While driving and dealing, Fittipaldi also has been thinking about his new Lear 35. He loves the idea of taking his family with him to races. In his mind, he is designing a seven-seat configuration outfitted in beige leather.

The Fittipaldi household consists of two children from his first marriage—Juliana, 15, and Jayson, 14, (Tatiana, eight, lives with her mother in Johannesburg, South Africa)—and three-year-old Joana, whose mother is Teresa. Because he has been away for two weeks testing the 1990 Penske-Chevy, this afternoon at home will be strictly family time. He plans to spend it boating. The craft is a powerful Wellcraft Scarab Fittipaldi Limited Edition, a 34-foot Deep-Vee offshore powerboat. Its cost is in the six figures.

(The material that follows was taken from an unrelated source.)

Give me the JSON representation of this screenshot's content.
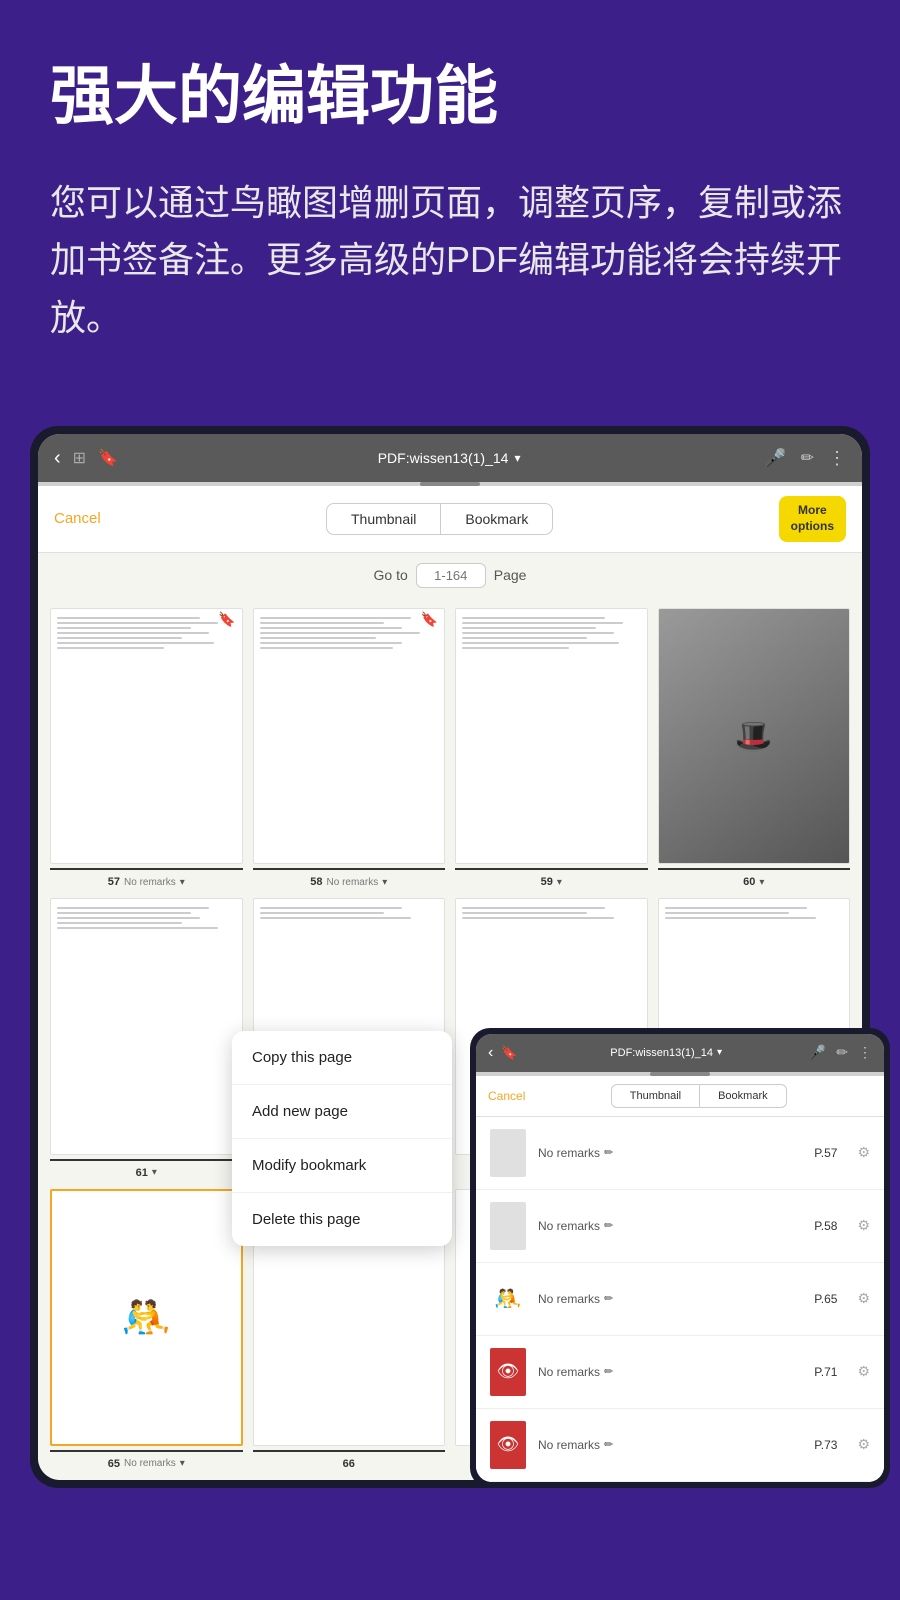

Emerson and Teresa are Catholics who also maintain an open mind about astrology and the power of crystals. "I believe in much more than the physical," he says. "I believe in the spirit part—the aura of the personality. We have so much more power than we know." Teresa has also had a lot of practical experience with crystals and gems. She was working as a jewelry designer when she met Emerson, and her latest gold earrings will be sold by The Sharper Image, the San Francisco-based retailer of accoutrements for the contemporary good life.

Fittipaldi's diet is more New Age than Yuppie. When he travels alone he often packs his lunch, which might consist of black sesame rice crackers, granola, filberts and carrots, washed down with mineral water. Says Teresa, "Since he started to eat this kind of food two years ago—no meat, no dairy—it's unbelievable how he has calmed down."

At one time Fittipaldi didn't merely pay heed to stars and crystals; he was downright superstitious. That all but stopped after a dinner conversation with Juan Manuel Fangio, the legendary Argentine who won five Grand Prix championships in the 1950s. "He will always be my idol," says Fittipaldi. "He told me he was very superstitious, until after the Swiss Grand Prix in 1954. The night before the race, he went out with his wife to drive around the track. Right in the middle of a straight, a black cat crossed his path, and he hit it and killed it. On the racing track! If you're superstitious, you will be sure you will die in the race.

"He couldn't sleep the whole night. In the morning it was raining. He was certain now. He said, 'That's it, today's my day.' When Fangio started the race, he said he was so tense, he could not drive right. But he concentrated on the race and won. No more superstitions. It was good Fangio told me that. Now I don't care. The only thing I do is always to climb in the racing car my right foot first."

After his Formula One team went bust, Fittipaldi returned to Saõ Paulo to what he thought would be the quiet life of an orange grower. However, after a year of tending seedlings he was coaxed into entering some races for Super-Karts, which are pocket rockets capable of accelerating from 0 to 100 in 100 yards. He loved it. He won nine of 11 races. "It was like being born again," he says. "I feel the joy of the sport again."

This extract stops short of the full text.